Ahlâka ve bilgiye verilen değer yeterli olmayınca sağgörünün etkisini göstermesi olanaksızdır. Günümüzde giderek yaygınlaşan bencillik, çıkarcılık, partizanlık, sevgisizlik, saygısızlık, karşıtlık, görgüsüzlük ve bilgisizlik sağgörüyü arkaya itmekte, yadsınır ve yok duruma düşürmektedir.
Kimlerin nasıl konuştuğunu, kimlerin nasıl karşıladığını, alkışlayıp kınadığını, eleştirip övdüğünü ibret örnekleri olarak izliyor, görüyor, duyuyoruz. Sokak ve kaldırım ağzıyla görüş ve önerilerini açıklayan, eleştirilerini çirkin sözcüklerle sıralayanlar giderek artıyor. Birbirine bakarak, özenerek çirkinliğe düşenler bozulmanın ürünleridir. Medyadaki körükçü ve kürekçiler, bu durumun somutlaştığı belirgin örneklerdir. Toplumsal yapıyı etkileyen olumsuzluklar, bozulmayı yansıtan düzeysizlikle somutlaşmaktadır. Yalanlar, dolanlar, aldatmalar, kandırmalar, kötüye kullanmalar, beklenmedik tutum ve davranışlar bozulmanın sonuçlarıdır. Kabadayılık çıkışları da böyledir.
Son yıllarda üzüntüyle izlediğimiz, kınadığımız olaylar toplumsal dokudaki bozukluğun ibretlik belirtileridir. İnsanlığı, ahlâkı, hukuku göz ardı ederek üstünlük tutkusu, çıkar güdüsüyle kural tanımazlık bir tür hastalık durumuna geldi.
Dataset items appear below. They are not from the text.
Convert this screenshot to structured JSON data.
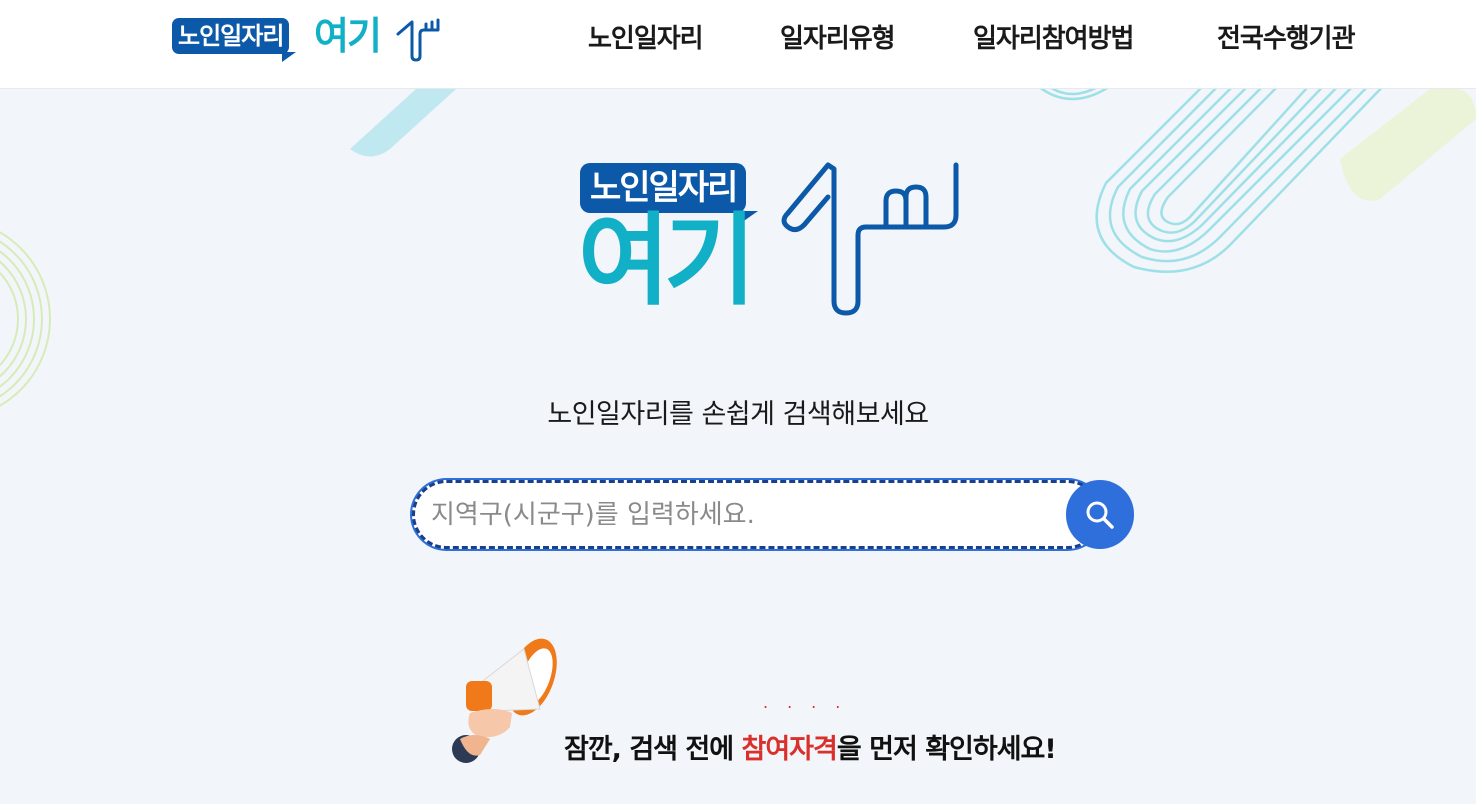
{
  "header": {
    "logo": {
      "badge": "노인일자리",
      "word": "여기"
    },
    "nav": [
      {
        "label": "노인일자리"
      },
      {
        "label": "일자리유형"
      },
      {
        "label": "일자리참여방법"
      },
      {
        "label": "전국수행기관"
      }
    ]
  },
  "hero": {
    "logo": {
      "badge": "노인일자리",
      "word": "여기"
    },
    "tagline": "노인일자리를 손쉽게 검색해보세요",
    "search": {
      "placeholder": "지역구(시군구)를 입력하세요.",
      "value": ""
    },
    "notice": {
      "before": "잠깐, 검색 전에 ",
      "highlight": "참여자격",
      "after": "을 먼저 확인하세요!"
    }
  },
  "colors": {
    "brand_blue": "#0b59a8",
    "brand_teal": "#12b0c6",
    "button_blue": "#2f6fdc",
    "highlight_red": "#d9302c",
    "background": "#f2f5f9"
  },
  "icons": [
    "pointing-hand-icon",
    "search-icon",
    "megaphone-icon"
  ]
}
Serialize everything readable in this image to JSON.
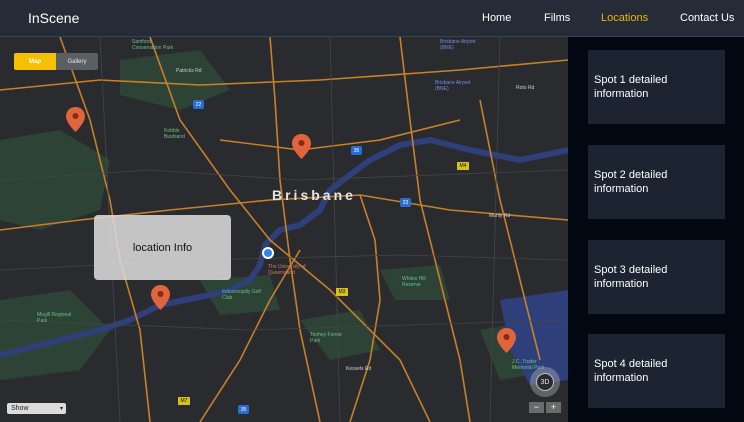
{
  "app": {
    "brand": "InScene"
  },
  "nav": {
    "links": [
      {
        "label": "Home",
        "active": false
      },
      {
        "label": "Films",
        "active": false
      },
      {
        "label": "Locations",
        "active": true
      },
      {
        "label": "Contact Us",
        "active": false
      }
    ]
  },
  "map": {
    "toggle": {
      "map_label": "Map",
      "gallery_label": "Gallery"
    },
    "info_box": "location Info",
    "select": {
      "value": "Show"
    },
    "compass_label": "3D",
    "zoom": {
      "out_label": "−",
      "in_label": "+"
    },
    "place_labels": {
      "city": "Brisbane",
      "samford": "Samford Conservation Park",
      "petricks": "Patricks Rd",
      "kobble": "Kobble Bushland",
      "forest_park": "Forest Park",
      "airport1": "Brisbane Airport (BNE)",
      "airport2": "Brisbane Airport (BNE)",
      "roto": "Roto Rd",
      "manly": "Manly Rd",
      "uq": "The University of Queensland",
      "indooroopilly": "Indooroopilly Golf Club",
      "whites_hill": "Whites Hill Reserve",
      "toohey": "Toohey Forest Park",
      "mtgravatt": "Mt Gravatt Rd",
      "kessels": "Kessels Rd",
      "mogill": "Mogill Regional Park",
      "jctrotter": "J.C. Trotter Memorial Park",
      "stuart": "Mt Cotton Rd",
      "ford": "Ford Rd",
      "hornrd": "Horn Rd"
    },
    "shields": {
      "s22": "22",
      "s35a": "35",
      "s35b": "35",
      "m4": "M4",
      "s23": "23",
      "m3": "M3",
      "m7": "M7",
      "s33": "33"
    },
    "colors": {
      "pin": "#e0643c",
      "road": "#c7802a",
      "water": "#2f3f7a",
      "park": "#2d4a37",
      "current": "#2e86e8"
    }
  },
  "spots": [
    {
      "label": "Spot 1 detailed information"
    },
    {
      "label": "Spot 2 detailed information"
    },
    {
      "label": "Spot 3 detailed information"
    },
    {
      "label": "Spot 4 detailed information"
    }
  ]
}
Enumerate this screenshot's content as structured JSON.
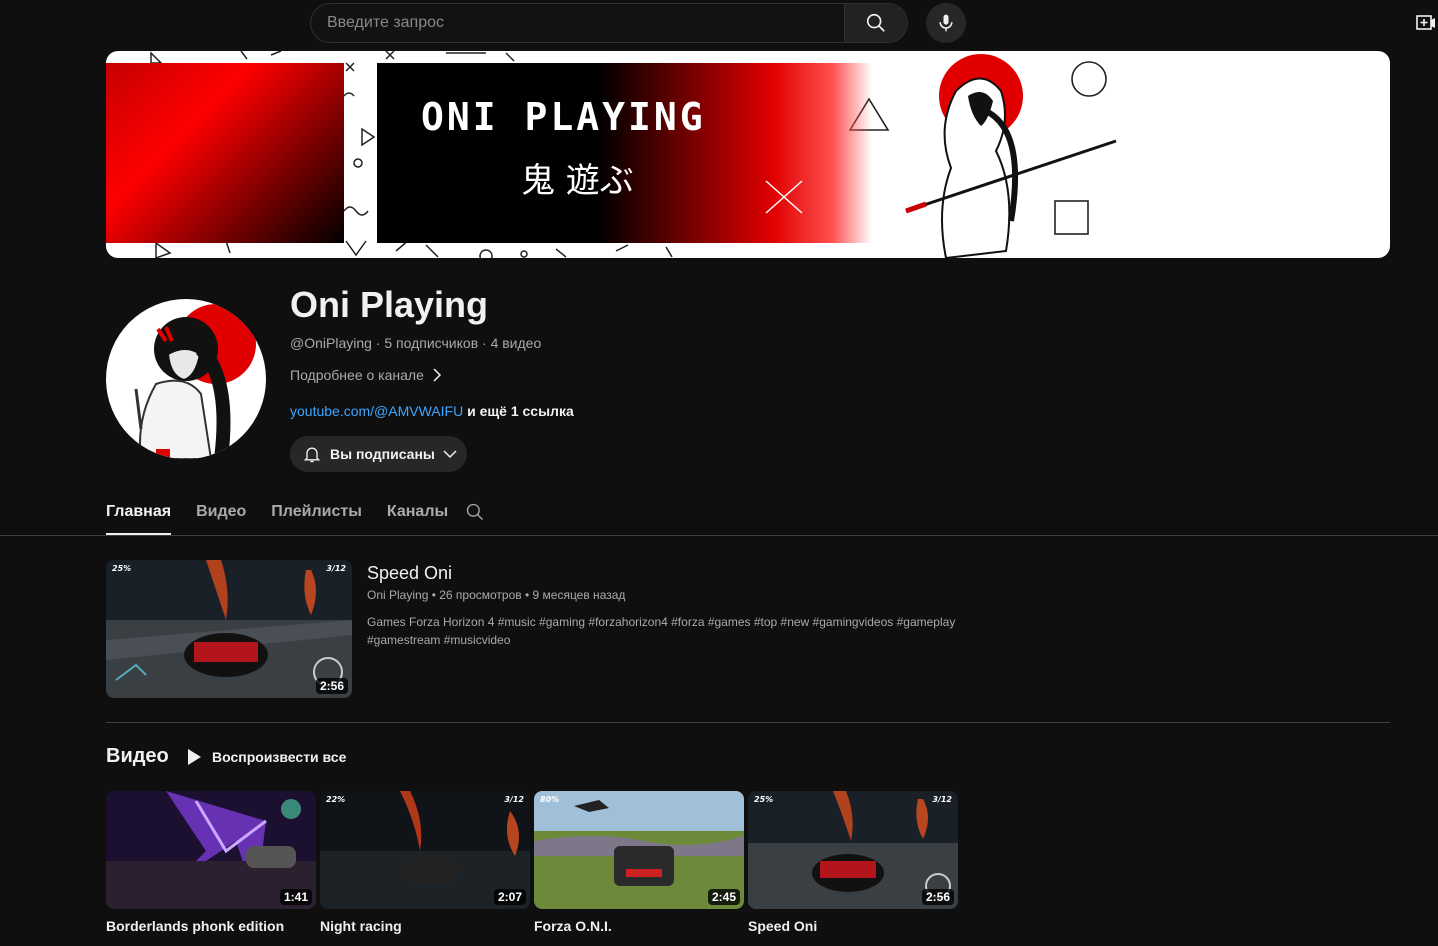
{
  "header": {
    "search_placeholder": "Введите запрос"
  },
  "banner": {
    "title": "ONI PLAYING",
    "kanji": "鬼 遊ぶ"
  },
  "channel": {
    "name": "Oni Playing",
    "meta": "@OniPlaying · 5 подписчиков · 4 видео",
    "about_label": "Подробнее о канале",
    "link_text": "youtube.com/@AMVWAIFU",
    "more_links": " и ещё 1 ссылка",
    "subscribe_label": "Вы подписаны"
  },
  "tabs": [
    {
      "label": "Главная",
      "active": true
    },
    {
      "label": "Видео",
      "active": false
    },
    {
      "label": "Плейлисты",
      "active": false
    },
    {
      "label": "Каналы",
      "active": false
    }
  ],
  "featured": {
    "title": "Speed Oni",
    "meta": "Oni Playing • 26 просмотров • 9 месяцев назад",
    "description": "Games Forza Horizon 4 #music #gaming #forzahorizon4 #forza #games #top #new #gamingvideos #gameplay #gamestream #musicvideo",
    "duration": "2:56",
    "hud_progress": "25%",
    "hud_position": "3/12"
  },
  "videos_section": {
    "title": "Видео",
    "play_all_label": "Воспроизвести все",
    "items": [
      {
        "title": "Borderlands phonk edition",
        "duration": "1:41",
        "hud_progress": "",
        "hud_position": ""
      },
      {
        "title": "Night racing",
        "duration": "2:07",
        "hud_progress": "22%",
        "hud_position": "3/12"
      },
      {
        "title": "Forza O.N.I.",
        "duration": "2:45",
        "hud_progress": "80%",
        "hud_position": ""
      },
      {
        "title": "Speed Oni",
        "duration": "2:56",
        "hud_progress": "25%",
        "hud_position": "3/12"
      }
    ]
  }
}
Toplumsal barış, ulusal dayanışma, anlayış, hoşgörü, değerbilirlik, kardeşlik, komşuluk, arkadaşlık, meslektaşlık, yerini partizanlığa, çıkar ortaklığına bıraktı. Karşıtlık, kutuplaşma, sertlik ve zorbalık giderek yaygınlaştı. Her alanda çöküş ve çürüme belirtileri birbirine eklenmeye, birbirini izlemeye başladı.